300 tys. zł ukradły dwie panie, z których jedna podawała się za pracownicę ZUS, a druga za lekarkę. Ich sprawa właśnie trafiła do krakowskiego sądu.
Postępowanie nadzorowała Prokuratura Okręgowa w Krakowie. Dotyczyło szeregu przestępstw kradzieży popełnianych na terenie całego kraju, których ofiarami padały osoby starsze i schorowane.
Sposób działania sprawców był stały. Jedna z oskarżonych kobiet dzwoniła do mieszkania osoby pokrzywdzonej i podawała się za pracownicę Zakładu Ubezpieczeń Społecznych. Oferowała pomoc w uzyskaniu podwyżki świadczenia pielęgnacyjnego, a po wejściu do lokalu, prosiła o okazanie ostatniego odcinka emerytury lub renty oraz banknotu pochodzącego z ich wypłaty. Uzyskiwała w ten sposób wiedzę o miejscu przechowywania pieniędzy.
Kolejno do mieszkania wzywała wspólniczkę, która podawała się za lekarza i pozorując przeprowadzanie wywiadu i badania pokrzywdzonego odwracała jego uwagę. Wówczas rzekoma pracownica ZUS dokonywała kradzieży pieniędzy, często stanowiących oszczędności życia pokrzywdzonych. Finalnie druga z kobiet zwykle pod pretekstem pilnego wezwania do innego pacjenta, również opuszczała mieszkanie.

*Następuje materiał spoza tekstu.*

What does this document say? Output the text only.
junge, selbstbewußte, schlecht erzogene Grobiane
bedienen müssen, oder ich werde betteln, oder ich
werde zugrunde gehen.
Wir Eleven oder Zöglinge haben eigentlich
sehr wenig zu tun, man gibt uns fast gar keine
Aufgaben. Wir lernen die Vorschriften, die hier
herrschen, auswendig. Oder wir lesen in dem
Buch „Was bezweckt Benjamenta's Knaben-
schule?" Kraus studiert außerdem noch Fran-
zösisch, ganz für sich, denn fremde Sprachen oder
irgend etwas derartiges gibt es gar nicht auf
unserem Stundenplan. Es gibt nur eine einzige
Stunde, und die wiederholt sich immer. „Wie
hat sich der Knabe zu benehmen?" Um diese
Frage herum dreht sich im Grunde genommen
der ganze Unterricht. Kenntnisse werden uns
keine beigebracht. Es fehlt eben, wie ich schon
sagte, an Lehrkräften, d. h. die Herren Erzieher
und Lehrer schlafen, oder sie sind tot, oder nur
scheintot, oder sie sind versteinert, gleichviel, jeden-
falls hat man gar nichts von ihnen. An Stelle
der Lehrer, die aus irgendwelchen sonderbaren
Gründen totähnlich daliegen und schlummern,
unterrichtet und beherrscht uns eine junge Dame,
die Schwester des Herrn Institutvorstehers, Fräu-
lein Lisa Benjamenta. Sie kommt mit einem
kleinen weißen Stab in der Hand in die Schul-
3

Recydywistka i jej wspólniczka
W toku postępowania zgromadzono materiał dowodowy, który pozwolił na zarzucenie kobietom popełnienia w okresie od marca 2022 roku do stycznia 2023 roku - łącznie 21 przestępstw. Jedna z pań działała w warunkach recydywy.
Jak ustalono - w kilku ostatnich wypadkach współpracował z nimi w charakterze kierowcy obywatel Gruzji, któremu zarzucono finalnie siedem czynów. Ustalono również, że łączna kwota skradzionych pieniędzy przekroczyła 300 000 zł, zaś sprawcy z popełniania przestępstw uczynili sobie stałe, a wręcz jedyne, źródło dochodu. Wobec obu oskarżonych kobiet stosowany jest cały czas środek zapobiegawczy w postaci tymczasowego aresztowania.
Kobiety wybierając ofiary liczyły na ich łatwowierność, jak również problemy z postrzeganiem i zapamiętywaniem zdarzeń, wynikające z wieku i stanu zdrowia. Szereg pokrzywdzonych osób zdołał je jednak rozpoznać.